Carragee et al[1] reviewed data from the original 13 industry-sponsored trials including 780 patients undergoing spine surgery with rhBMP-2. No rhBMP-2–associated adverse events had been reported in those publications. Comparative review of FDA documents and subsequent publications revealed significant inconsistencies, and the study concluded that the true estimate of adverse events associated with rhBMP-2 in spine fusion ranged 10%–50% depending on the surgical approach. Under the Yale University Open Data Access Project, patient-level data from the Medtronic-sponsored RCTs were obtained and reviewed by 2 independent teams, with meta-analyses published in 2013.[65,66] Both studies found rhBMP-2-related adverse events to be higher than initially reported, suggesting possible methodological flaws and potential bias.

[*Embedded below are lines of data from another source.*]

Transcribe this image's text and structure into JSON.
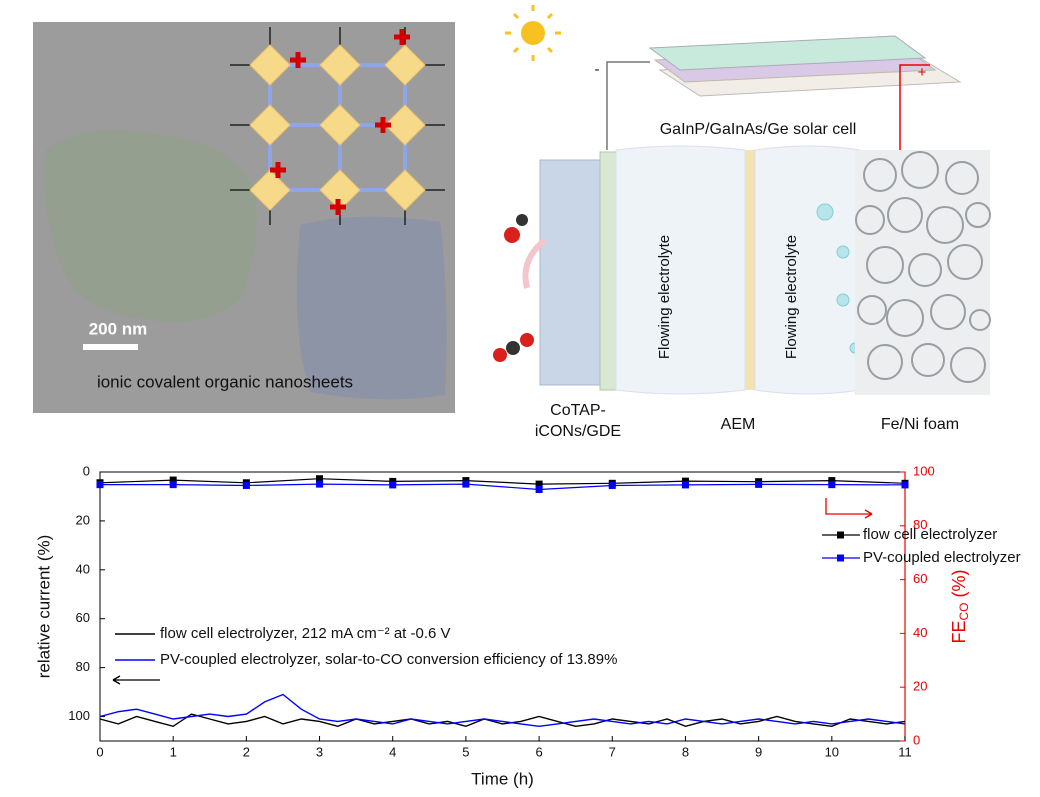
{
  "image_panel": {
    "scale_bar": "200 nm",
    "caption": "ionic covalent organic nanosheets"
  },
  "diagram": {
    "negative": "-",
    "positive": "+",
    "solar_cell": "GaInP/GaInAs/Ge solar cell",
    "chambers": [
      "Flowing electrolyte",
      "Flowing electrolyte"
    ],
    "cathode": [
      "CoTAP-",
      "iCONs/GDE"
    ],
    "membrane": "AEM",
    "anode": "Fe/Ni foam"
  },
  "chart_data": {
    "type": "line",
    "xlabel": "Time (h)",
    "ylabel": "relative current (%)",
    "y2label": {
      "text": "FE",
      "sub": "CO",
      "unit": " (%)"
    },
    "xlim": [
      0,
      11
    ],
    "xticks": [
      0,
      1,
      2,
      3,
      4,
      5,
      6,
      7,
      8,
      9,
      10,
      11
    ],
    "ylim": [
      110,
      0
    ],
    "yticks": [
      0,
      20,
      40,
      60,
      80,
      100
    ],
    "y2lim": [
      0,
      100
    ],
    "y2ticks": [
      0,
      20,
      40,
      60,
      80,
      100
    ],
    "series": [
      {
        "name": "flow cell electrolyzer, 212 mA cm⁻² at -0.6 V",
        "color": "#000000",
        "x": [
          0,
          0.25,
          0.5,
          0.75,
          1,
          1.25,
          1.5,
          1.75,
          2,
          2.25,
          2.5,
          2.75,
          3,
          3.25,
          3.5,
          3.75,
          4,
          4.25,
          4.5,
          4.75,
          5,
          5.25,
          5.5,
          5.75,
          6,
          6.25,
          6.5,
          6.75,
          7,
          7.25,
          7.5,
          7.75,
          8,
          8.25,
          8.5,
          8.75,
          9,
          9.25,
          9.5,
          9.75,
          10,
          10.25,
          10.5,
          10.75,
          11
        ],
        "values": [
          101,
          103,
          100,
          102,
          104,
          99,
          101,
          103,
          102,
          100,
          103,
          101,
          102,
          104,
          101,
          103,
          102,
          101,
          103,
          102,
          104,
          101,
          103,
          102,
          100,
          102,
          104,
          103,
          101,
          102,
          103,
          101,
          104,
          102,
          101,
          103,
          102,
          100,
          102,
          103,
          104,
          101,
          102,
          103,
          102
        ]
      },
      {
        "name": "PV-coupled electrolyzer, solar-to-CO conversion efficiency of 13.89%",
        "color": "#0000ff",
        "x": [
          0,
          0.25,
          0.5,
          0.75,
          1,
          1.25,
          1.5,
          1.75,
          2,
          2.25,
          2.5,
          2.75,
          3,
          3.25,
          3.5,
          3.75,
          4,
          4.25,
          4.5,
          4.75,
          5,
          5.25,
          5.5,
          5.75,
          6,
          6.25,
          6.5,
          6.75,
          7,
          7.25,
          7.5,
          7.75,
          8,
          8.25,
          8.5,
          8.75,
          9,
          9.25,
          9.5,
          9.75,
          10,
          10.25,
          10.5,
          10.75,
          11
        ],
        "values": [
          100,
          98,
          97,
          99,
          101,
          100,
          99,
          100,
          99,
          94,
          91,
          97,
          101,
          102,
          101,
          102,
          103,
          101,
          102,
          103,
          102,
          101,
          102,
          103,
          104,
          103,
          102,
          101,
          102,
          103,
          102,
          103,
          101,
          102,
          103,
          102,
          101,
          102,
          103,
          102,
          103,
          102,
          101,
          102,
          103
        ]
      },
      {
        "name": "flow cell electrolyzer",
        "color": "#000000",
        "axis": "y2",
        "marker": "square",
        "x": [
          0,
          1,
          2,
          3,
          4,
          5,
          6,
          7,
          8,
          9,
          10,
          11
        ],
        "values": [
          96,
          97,
          96,
          97.5,
          96.5,
          96.8,
          95.5,
          95.8,
          96.6,
          96.4,
          96.8,
          95.8
        ]
      },
      {
        "name": "PV-coupled electrolyzer",
        "color": "#0000ff",
        "axis": "y2",
        "marker": "square",
        "x": [
          0,
          1,
          2,
          3,
          4,
          5,
          6,
          7,
          8,
          9,
          10,
          11
        ],
        "values": [
          95.3,
          95.3,
          95,
          95.5,
          95.2,
          95.5,
          93.5,
          95,
          95.2,
          95.4,
          95.3,
          95.2
        ]
      }
    ]
  }
}
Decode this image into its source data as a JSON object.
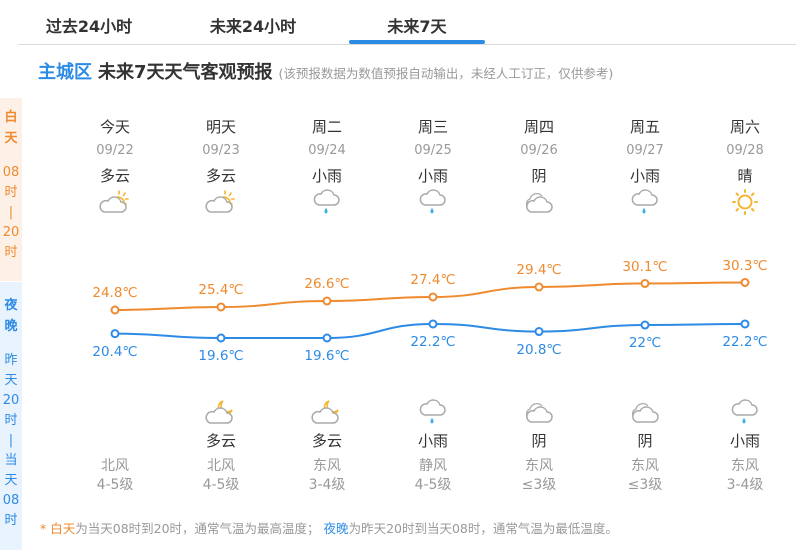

Particularly relevant to the field of craniofacial surgery is rhBMP-2s safety profile in the pediatric population. RhBMP-2 use in patients under the age of 18 continues to be off-label. Therefore, there is also a lack of pediatric dosing recommendations. The orthopedic literature has several accounts of the use of rhBMP-2 in pediatric spine and long bone surgery. The studies report edema, dehiscence, hematoma, compartment syndrome, infection, and the need for reoperation in cases where rhBMP-2 was used, but the rates are close to those generally cited for those procedures. The potential role of rhBMP-2 is difficult to elucidate given the lack of adequate control and limited follow-up.[67-74] Speculation on the long-term safety of rhBMP-2 continues, particularly regarding the risk of malignancy, with conflicting reports.[75-77] There is however some physiological basis to substantiate concerns as BMP-2 plays many roles at the cellular level, and deviation from its physiologic expression has been associated with tumors involving the prostate, breast, oral mucosa, pleura, and bone.[2] Additional high-quality long-term evidence is necessary to better assess the safety and efficacy of rhBMP-2 in adult and pediatric patients, and its long-term effect on craniofacial growth.

CONCLUSIONS

The safety profile of rhBMP-2 and the quality of evidence supporting its use are in development. The evidence does not support the use of RhBMP-2 in maxillary sinus wall augmentation and points against its use in calvarial reconstruction. There is insufficient evidence for the use of rhBMP-2 in mandibular reconstruction or DO. RhBMP-2 may be effective in alveolar ridge augmentation and alveolar cleft reconstruction in adults, but is associated with increased risk of postoperative edema. There is a lack of long-term data on craniofacial growth, and the use of rhBMP-2 in patients younger than 18 years of age remains off-label. A risk–benefit ratio favoring rhBMP-2 over alternative substitutes remains to be demonstrated for most applications relevant to plastic and reconstructive surgery.